All in all, beating this one level took about 4 hours. 3 and a half of them were spent trying to force the janky physics to do my plan. Almost every mid- and late-game level is like this, and it can be extremely frustrating. By having these completely destructable environments and physics – a super novel concept – the game turns into trying time after time to get the world to line up with your vision.
I really don’t have a great fix for this. Not that would work with a mouse and keyboard, anyway. I think this game would work great in VR. Having two hands to grab things, or place things, would make everything so much easier to manipulate. I don’t think that would harm the vision of the developer, either.
It would also be great to have some sort of undo button. If you forget to save (which happens!), you have to restart the level to undo a mistake you made. And it would be way easier than hitting escape and clicking LOAD MOST RECENT SAVE.

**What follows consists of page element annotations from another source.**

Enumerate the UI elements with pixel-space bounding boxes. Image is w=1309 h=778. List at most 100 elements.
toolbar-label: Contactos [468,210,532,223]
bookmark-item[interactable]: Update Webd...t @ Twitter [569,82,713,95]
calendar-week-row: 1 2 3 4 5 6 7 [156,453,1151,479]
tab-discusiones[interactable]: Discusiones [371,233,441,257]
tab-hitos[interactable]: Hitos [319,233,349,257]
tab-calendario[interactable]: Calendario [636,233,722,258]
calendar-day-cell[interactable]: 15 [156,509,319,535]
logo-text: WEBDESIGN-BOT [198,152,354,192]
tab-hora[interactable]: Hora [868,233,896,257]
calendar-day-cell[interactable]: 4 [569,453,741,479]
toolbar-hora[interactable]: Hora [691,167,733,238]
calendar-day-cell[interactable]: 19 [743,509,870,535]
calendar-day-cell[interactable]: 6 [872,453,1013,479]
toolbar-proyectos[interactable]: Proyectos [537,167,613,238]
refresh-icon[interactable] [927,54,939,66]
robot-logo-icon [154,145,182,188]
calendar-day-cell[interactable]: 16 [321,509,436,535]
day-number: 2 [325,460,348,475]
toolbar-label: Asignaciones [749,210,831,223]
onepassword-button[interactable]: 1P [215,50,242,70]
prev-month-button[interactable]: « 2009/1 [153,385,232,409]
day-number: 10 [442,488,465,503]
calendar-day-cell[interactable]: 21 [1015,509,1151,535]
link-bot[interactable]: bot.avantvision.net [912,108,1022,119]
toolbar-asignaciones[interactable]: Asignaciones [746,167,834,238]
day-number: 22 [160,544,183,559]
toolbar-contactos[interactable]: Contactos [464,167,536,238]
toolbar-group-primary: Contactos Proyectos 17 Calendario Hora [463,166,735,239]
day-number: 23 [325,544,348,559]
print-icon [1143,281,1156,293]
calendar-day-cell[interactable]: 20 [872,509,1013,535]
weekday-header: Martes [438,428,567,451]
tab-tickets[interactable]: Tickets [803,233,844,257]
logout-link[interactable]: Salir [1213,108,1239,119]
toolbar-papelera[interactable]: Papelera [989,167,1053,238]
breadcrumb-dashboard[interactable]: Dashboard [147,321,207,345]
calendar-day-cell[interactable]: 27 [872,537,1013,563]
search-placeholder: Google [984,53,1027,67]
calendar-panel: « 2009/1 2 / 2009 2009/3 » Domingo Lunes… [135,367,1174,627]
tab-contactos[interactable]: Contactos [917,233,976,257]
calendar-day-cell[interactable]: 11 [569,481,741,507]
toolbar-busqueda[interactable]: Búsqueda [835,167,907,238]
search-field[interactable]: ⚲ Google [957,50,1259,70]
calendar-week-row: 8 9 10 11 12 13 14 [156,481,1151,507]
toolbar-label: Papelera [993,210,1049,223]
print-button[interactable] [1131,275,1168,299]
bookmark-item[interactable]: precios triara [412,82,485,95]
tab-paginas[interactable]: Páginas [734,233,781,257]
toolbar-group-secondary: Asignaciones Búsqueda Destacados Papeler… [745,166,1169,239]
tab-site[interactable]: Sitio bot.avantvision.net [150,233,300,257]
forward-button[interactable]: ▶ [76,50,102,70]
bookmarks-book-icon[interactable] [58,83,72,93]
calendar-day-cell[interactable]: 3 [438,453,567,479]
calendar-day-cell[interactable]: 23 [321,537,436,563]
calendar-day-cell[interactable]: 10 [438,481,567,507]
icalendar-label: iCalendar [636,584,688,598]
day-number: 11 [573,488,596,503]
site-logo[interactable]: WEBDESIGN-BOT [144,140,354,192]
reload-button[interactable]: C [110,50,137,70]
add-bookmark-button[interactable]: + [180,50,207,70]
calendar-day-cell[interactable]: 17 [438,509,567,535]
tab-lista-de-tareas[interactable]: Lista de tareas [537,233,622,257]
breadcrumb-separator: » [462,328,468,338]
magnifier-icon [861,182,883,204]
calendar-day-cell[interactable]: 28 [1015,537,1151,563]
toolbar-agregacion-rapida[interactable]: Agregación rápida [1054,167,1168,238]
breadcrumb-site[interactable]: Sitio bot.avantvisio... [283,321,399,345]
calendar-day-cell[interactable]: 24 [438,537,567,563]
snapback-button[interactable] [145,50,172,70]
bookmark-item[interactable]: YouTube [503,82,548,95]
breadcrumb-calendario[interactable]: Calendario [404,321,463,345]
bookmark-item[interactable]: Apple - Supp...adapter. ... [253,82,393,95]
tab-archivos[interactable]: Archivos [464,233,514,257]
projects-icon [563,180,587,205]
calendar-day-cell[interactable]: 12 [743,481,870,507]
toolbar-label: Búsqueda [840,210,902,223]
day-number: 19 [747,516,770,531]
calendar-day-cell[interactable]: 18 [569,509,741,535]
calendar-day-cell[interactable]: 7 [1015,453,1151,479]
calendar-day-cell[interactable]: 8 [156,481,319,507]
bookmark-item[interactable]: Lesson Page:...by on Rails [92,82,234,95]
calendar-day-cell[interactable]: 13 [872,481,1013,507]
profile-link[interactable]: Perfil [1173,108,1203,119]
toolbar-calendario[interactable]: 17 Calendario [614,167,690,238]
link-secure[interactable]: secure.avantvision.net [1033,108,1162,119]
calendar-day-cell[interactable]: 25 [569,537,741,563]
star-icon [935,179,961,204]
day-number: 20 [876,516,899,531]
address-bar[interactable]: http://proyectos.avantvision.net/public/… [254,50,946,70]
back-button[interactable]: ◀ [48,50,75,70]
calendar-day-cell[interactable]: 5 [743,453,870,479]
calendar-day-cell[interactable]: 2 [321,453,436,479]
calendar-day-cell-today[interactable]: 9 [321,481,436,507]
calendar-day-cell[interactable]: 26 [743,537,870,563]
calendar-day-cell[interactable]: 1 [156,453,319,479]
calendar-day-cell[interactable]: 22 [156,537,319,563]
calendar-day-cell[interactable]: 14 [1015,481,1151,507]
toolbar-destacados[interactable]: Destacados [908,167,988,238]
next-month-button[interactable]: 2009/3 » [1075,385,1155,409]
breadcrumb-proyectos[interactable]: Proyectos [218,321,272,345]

It’s also the first game that requires raytracing that you can’t turn off. My computer is pretty powerful, but it’s not quite ready for that kind of lighting system. So I was playing at around 30-40 fps on the “low” graphics settings. Some more options would really help things.
Still, I think Teardown’s something every person should try. When it clicks, it really clicks, and it’s a blast. There is a mission later on where you have to dump eight cars with proximity sensors into the surrounding water. So it’s a frantic rush as you have to figure out a way to get to each garage and dump each car within only 60 seconds. It’s a bit like speedrunning at that point: trying to improve efficiency by just a few seconds to beat the level.
Also, they added a level editor in a recent update. I look forward to playing some of the user-created levels; maybe they have the same issues as me.
I don’t think it’s Game of the Year or anything like that, but it’s an extremely interesting concept. It’s just that it offers you a bit too much freedom, to the point where it can drag the game down.
Plus, it’s $20 on Steam. A wonderful value for this game.